While an employer can elect to terminate the employee’s employment for breach of the policy, doing so may not only be costly to the employer in terms of termination and severance pay, but the employer may also be found liable for claims of wrongful dismissal, resulting in additional damages.
If the employer elects to fire the employee on a “just cause” basis because of an employee’s refusal to receive the COVID-19 vaccine, it will be difficult for the employer to demonstrate that the employee acted with wilful misconduct or disobedience.
Alternatively, if an employer instead terminates the employee on a “without cause” basis, the employer also runs that the risk that they will be found liable for wrongful dismissal, particularly if it appears the termination serves as a reprisal for the employee’s refusal to vaccinate.
Employers are encouraged to work closely with their employees to be transparent about the reasons for requiring vaccination as well as the reasons for refusal. If an employer ultimately decides that an employee should be terminated for refusing to receive the vaccine, we highly recommend that they first speak with an experienced employment lawyer to discuss alternative resolutions.
Accommodations related to vaccination
If an employer successful establishes a lawful mandatory vaccination policy, human rights laws may enable some employees to legally refuse to get the vaccine. Under Ontario’s Human Rights Code (the “Code”), an employee may forgo a mandatory vaccination and request an exemption for medical or religious reasons.
Employers may be expected to accommodate employees who cannot receive the vaccine for reasons grounded in law human rights law, including by allowing the employee to continue to work from home or providing personal protective equipment. Employers are expected to accommodate employees to the point of undue hardship, meaning to the point where providing the accommodation would result in financial hardship and/or health and safety risks for the employer.

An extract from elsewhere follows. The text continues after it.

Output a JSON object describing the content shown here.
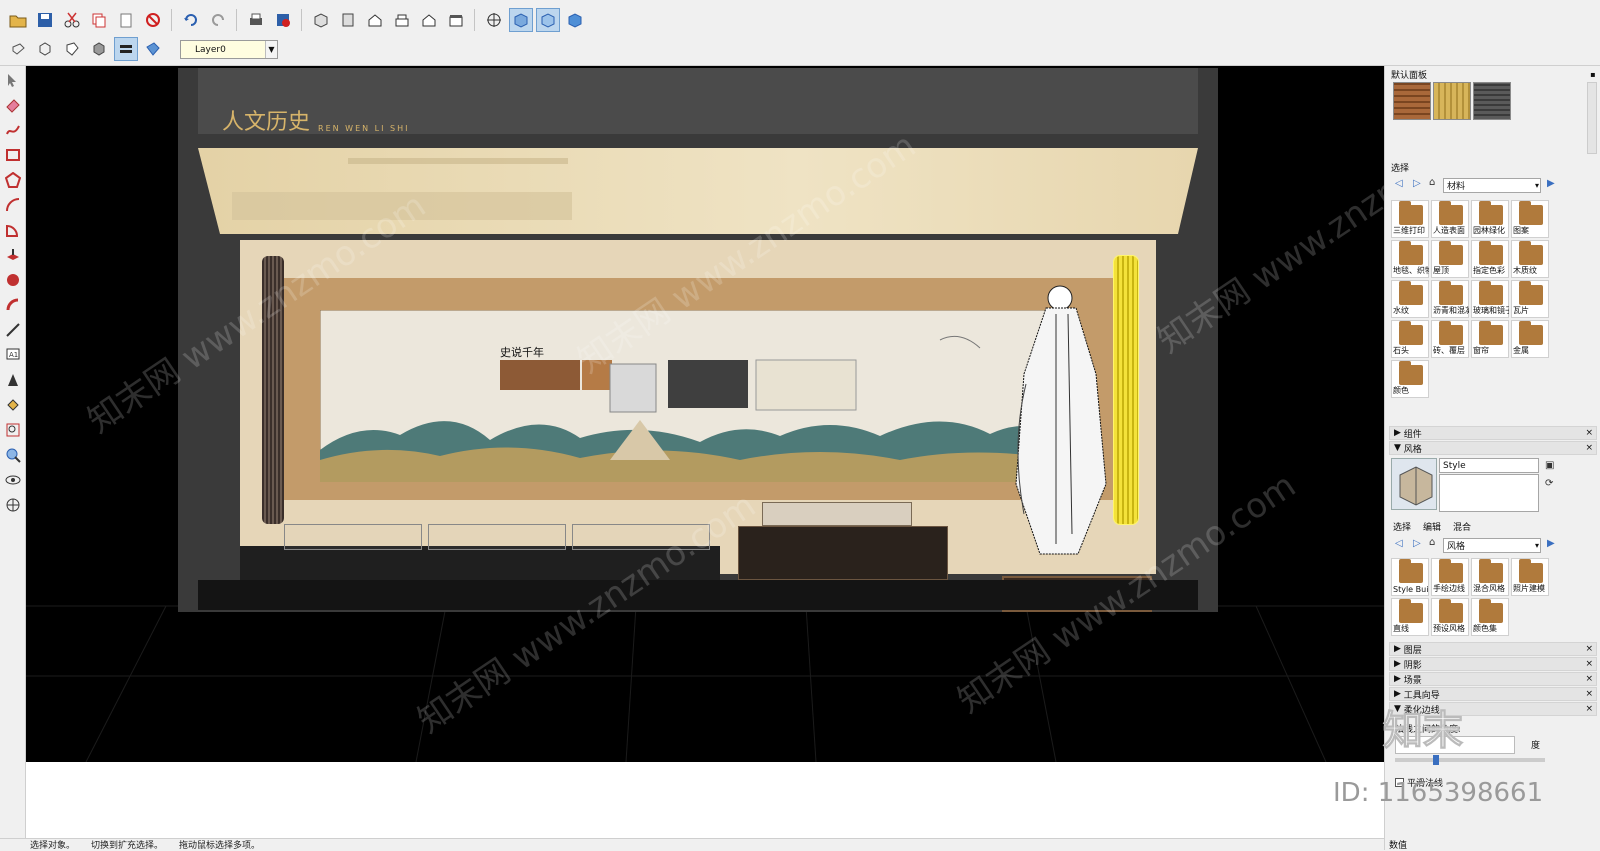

An employee may have a human rights claim if they are not successfully accommodated or alternatively, if their employment is terminated following a refusal to receive the COVID-19 vaccination.
Employers should seek the advice of legal counsel before making the determination that an employee cannot be accommodated and electing to terminate their employment as this may serve as a reprisal to the employee for asserting their rights, a. violation of their human rights and/or a wrongful dismissal.
While mandatory vaccination with respect to COVID-19 remains unclear, we encourage employers to continue to seek out and follow advice from provincial and federal public health authorities in developing related workplace policies.
For now, it is unlikely that employers will be able to impose the COVID-19 vaccination as a mandatory requirement of employment. As such, employers may wish to consider alternatives to the vaccinations that are aimed at mitigating the spread of the COVID-19 virus in the workplace.